1. checking rate of change answer

hello,

the volume of a sphere is given by $V =\frac{4}{3}\pi r^3$. an elastic balloon is being blown up so that the radius is increasing at the rate of $1cm s^{-s}$ calculate the rate at which the volume of the baloon is increasing when the radius is 5 cm

this is what i did

$\frac {dV}{dt}$ = $1cm s^{-s}$
find $\frac {dr}{dt}$

V = $\frac{4}{3}\pi r^3$ therefore $\frac {dV}{dr}$= $4\pi r^2$

aplying chain rule $\frac {dV}{dt}$= $\frac {dV}{dr}$ . $
\frac {dr}{dt}

$

1= $4\pi r^2$ x $\frac {dr}{dt}$

$\frac {dr}{dt}=$ $\frac {1}{4\pi r^2}$

when r = 5
$\frac {dr}{dt}=$ $\frac {1}{4\pi 5^2}$

=0.0032 cm/sec

2. Is $\frac{\mathrm{d}V}{\mathrm{d}t} = 1$ cm/s or is $\frac{\mathrm{d}r}{\mathrm{d}t}$? I think you have mixed up the radius and the volume.....

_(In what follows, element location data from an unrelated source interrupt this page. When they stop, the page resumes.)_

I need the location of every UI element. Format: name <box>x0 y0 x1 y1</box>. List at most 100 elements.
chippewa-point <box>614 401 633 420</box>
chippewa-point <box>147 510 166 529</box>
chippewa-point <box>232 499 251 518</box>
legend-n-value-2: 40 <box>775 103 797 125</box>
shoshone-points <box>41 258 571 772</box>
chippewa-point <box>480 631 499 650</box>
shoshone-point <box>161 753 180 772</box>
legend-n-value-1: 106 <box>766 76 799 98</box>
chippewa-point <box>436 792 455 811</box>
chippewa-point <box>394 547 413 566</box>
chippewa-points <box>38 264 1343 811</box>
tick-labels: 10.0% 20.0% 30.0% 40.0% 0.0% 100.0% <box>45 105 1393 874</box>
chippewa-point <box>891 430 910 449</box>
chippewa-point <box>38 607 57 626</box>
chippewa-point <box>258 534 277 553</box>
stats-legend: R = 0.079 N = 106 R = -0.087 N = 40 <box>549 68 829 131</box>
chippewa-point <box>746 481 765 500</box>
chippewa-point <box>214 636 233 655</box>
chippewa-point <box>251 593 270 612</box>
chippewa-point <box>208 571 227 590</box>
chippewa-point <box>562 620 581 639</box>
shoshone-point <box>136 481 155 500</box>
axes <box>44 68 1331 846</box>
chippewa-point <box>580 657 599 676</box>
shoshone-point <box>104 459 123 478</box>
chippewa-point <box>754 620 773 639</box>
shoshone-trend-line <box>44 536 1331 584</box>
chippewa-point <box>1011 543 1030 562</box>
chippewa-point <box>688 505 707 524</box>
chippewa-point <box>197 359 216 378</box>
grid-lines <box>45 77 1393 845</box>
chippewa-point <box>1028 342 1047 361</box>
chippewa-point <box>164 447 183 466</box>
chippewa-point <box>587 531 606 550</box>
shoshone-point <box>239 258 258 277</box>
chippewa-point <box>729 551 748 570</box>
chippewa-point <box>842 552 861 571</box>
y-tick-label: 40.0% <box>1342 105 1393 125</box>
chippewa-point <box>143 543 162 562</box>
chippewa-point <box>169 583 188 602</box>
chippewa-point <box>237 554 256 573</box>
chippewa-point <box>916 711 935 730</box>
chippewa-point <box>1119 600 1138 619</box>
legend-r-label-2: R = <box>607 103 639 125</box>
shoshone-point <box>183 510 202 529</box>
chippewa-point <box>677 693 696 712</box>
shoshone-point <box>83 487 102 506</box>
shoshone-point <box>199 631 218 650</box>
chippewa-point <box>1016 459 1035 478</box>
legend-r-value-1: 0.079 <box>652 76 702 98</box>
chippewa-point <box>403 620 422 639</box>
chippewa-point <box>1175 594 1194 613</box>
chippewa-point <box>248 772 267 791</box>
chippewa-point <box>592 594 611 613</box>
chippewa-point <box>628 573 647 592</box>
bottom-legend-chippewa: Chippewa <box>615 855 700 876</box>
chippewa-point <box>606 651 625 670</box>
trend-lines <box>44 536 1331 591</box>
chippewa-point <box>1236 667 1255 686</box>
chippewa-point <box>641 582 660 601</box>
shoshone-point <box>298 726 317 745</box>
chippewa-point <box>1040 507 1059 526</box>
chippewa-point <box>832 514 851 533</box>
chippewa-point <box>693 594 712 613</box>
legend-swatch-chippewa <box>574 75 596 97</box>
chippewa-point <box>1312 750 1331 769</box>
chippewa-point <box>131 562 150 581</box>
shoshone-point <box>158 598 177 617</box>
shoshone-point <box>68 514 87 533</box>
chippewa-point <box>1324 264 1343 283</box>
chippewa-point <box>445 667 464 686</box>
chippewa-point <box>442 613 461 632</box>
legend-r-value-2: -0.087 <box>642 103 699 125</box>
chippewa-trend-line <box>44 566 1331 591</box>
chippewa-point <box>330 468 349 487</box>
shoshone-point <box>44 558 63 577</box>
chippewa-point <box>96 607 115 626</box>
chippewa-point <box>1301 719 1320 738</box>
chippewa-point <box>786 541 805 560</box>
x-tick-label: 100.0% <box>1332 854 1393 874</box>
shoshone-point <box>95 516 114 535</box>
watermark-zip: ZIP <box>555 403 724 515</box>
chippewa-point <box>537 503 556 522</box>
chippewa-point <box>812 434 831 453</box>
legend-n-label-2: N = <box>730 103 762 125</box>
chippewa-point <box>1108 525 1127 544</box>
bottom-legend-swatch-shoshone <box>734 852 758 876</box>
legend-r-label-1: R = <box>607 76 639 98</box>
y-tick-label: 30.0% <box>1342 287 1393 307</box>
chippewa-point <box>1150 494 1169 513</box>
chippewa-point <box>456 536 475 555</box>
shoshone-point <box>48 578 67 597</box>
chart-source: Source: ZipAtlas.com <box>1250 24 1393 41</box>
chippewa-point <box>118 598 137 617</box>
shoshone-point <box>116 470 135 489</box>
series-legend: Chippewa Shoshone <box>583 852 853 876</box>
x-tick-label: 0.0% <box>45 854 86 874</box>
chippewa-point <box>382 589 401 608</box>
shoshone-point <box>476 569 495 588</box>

3. seems like i have, can you show me the right way to work this problem.

4. Originally Posted by sigma1
seems like i have, can you show me the right way to work this problem.
Just substitute the correct things into the correct parts of your expression for dV/dt !